Legionnaire's Disease is a life-threatening form of pneumonia. It is caused by a bacterium called Legionella pneumophila that is commonly found in natural water sources -- rivers, lakes, etc. -- and may be found in cooling towers, condensers and whirlpool spas. In optimum conditions, the bacteria will multiply.
Legionnaires Disease received it's name when in 1976, many attendees of a convention of the American Legion in Philadelphia became sick with the same disease. Doctors now automatically screen for it whenever a patient presents with pneumonia systems.
Legionnaire's Disease is the most serious illness caused by this bacteria. Pontiac fever is a milder form and doesn't affect the lungs.
According to the CDC, Legionnaire's Disease hospitalizes between 8,000 and 18,000 people per year in the United States. It is expected, however, that the number of diagnoses is actually higher than this as many cases continue to undiagnosed or unreported. Five to fifteen percent of known cases have been fatal. Of those patients who contract the disease while in hospital, 50% die from it.

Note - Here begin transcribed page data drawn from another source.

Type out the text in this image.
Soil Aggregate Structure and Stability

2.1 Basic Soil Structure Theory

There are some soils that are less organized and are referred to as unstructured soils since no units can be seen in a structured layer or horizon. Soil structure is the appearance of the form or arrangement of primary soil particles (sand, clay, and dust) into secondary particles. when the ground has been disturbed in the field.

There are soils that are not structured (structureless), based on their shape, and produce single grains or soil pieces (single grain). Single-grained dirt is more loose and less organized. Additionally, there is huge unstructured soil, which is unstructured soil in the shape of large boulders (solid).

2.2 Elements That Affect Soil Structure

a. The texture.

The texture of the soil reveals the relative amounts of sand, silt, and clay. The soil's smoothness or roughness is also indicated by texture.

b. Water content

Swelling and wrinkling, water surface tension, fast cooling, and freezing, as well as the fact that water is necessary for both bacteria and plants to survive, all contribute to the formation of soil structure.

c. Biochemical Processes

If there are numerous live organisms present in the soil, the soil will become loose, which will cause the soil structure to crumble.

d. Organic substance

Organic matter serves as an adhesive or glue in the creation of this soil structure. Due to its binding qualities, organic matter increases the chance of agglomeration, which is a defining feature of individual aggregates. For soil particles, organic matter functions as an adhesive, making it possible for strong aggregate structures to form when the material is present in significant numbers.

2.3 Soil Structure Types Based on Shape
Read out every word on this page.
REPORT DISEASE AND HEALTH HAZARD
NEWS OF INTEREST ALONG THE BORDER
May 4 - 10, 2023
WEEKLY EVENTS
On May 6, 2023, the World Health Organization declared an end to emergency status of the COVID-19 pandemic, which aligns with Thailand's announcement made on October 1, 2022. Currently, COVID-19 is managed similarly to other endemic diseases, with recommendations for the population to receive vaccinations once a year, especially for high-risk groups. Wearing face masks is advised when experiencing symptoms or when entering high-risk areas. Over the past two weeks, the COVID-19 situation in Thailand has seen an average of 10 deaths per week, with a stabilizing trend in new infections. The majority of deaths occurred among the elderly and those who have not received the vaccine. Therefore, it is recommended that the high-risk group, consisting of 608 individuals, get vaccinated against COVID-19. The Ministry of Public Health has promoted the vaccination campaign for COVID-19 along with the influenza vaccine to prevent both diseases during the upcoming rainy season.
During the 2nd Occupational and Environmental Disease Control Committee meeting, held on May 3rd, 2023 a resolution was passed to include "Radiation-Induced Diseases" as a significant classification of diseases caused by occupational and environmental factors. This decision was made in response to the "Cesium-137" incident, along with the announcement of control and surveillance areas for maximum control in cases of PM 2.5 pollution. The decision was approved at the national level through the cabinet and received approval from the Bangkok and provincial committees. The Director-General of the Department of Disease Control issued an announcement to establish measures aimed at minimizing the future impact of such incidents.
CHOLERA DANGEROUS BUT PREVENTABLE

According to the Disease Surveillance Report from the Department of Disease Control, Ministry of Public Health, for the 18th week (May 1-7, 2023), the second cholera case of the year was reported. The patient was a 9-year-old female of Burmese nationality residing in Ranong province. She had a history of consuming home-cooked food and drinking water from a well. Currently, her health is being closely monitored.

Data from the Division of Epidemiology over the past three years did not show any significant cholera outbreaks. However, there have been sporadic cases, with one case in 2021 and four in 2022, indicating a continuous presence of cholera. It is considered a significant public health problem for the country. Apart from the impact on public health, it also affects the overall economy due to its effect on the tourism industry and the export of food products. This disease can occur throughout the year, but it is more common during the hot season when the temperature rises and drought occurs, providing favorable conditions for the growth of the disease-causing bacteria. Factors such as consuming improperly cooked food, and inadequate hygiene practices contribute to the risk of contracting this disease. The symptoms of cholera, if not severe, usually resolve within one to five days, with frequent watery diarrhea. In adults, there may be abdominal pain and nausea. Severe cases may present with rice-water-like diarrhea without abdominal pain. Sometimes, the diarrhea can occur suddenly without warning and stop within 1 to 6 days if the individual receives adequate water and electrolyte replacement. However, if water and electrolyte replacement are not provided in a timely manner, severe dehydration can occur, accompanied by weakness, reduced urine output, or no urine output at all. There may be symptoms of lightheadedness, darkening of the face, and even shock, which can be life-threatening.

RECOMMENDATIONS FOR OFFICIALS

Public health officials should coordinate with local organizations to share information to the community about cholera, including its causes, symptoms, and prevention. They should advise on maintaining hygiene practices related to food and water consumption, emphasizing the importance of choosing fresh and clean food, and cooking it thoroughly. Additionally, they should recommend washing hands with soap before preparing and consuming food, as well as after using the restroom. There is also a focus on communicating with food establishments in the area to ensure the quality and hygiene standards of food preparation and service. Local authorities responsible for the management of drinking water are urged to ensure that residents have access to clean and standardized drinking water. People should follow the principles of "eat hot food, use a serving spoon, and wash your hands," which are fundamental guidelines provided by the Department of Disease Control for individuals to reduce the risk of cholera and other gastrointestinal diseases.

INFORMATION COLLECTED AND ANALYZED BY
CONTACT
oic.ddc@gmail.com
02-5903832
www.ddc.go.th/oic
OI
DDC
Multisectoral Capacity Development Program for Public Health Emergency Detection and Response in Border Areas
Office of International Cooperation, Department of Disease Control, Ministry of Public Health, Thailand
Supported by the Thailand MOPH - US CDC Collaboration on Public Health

The Symptoms of Legionnaire's Disease
Because the symptoms of Legionnaire's Disease are so similar to pneumonia it is difficult to diagnose at first. Below is a list of symptoms that may not all occur at once and may not be experienced by all patients:
• High fever (104-105F);
• Dry cough (which may or may not include coughing up blood);
• Muscle aches;
• General feeling of unwellness;
• Chest pain;
• Difficulty breathing;
• Hallucinations; and
• Loss of memory.
Symptoms tend to worsen during the first week or so, then improve after another week.
Scientists and doctors have been able to determine that people can develop Legionnaire's Disease when they inhale small droplets of water that contain the Legionella bacteria. Since the vapor is inhaled, it goes into the lungs where the bacteria festers and infects.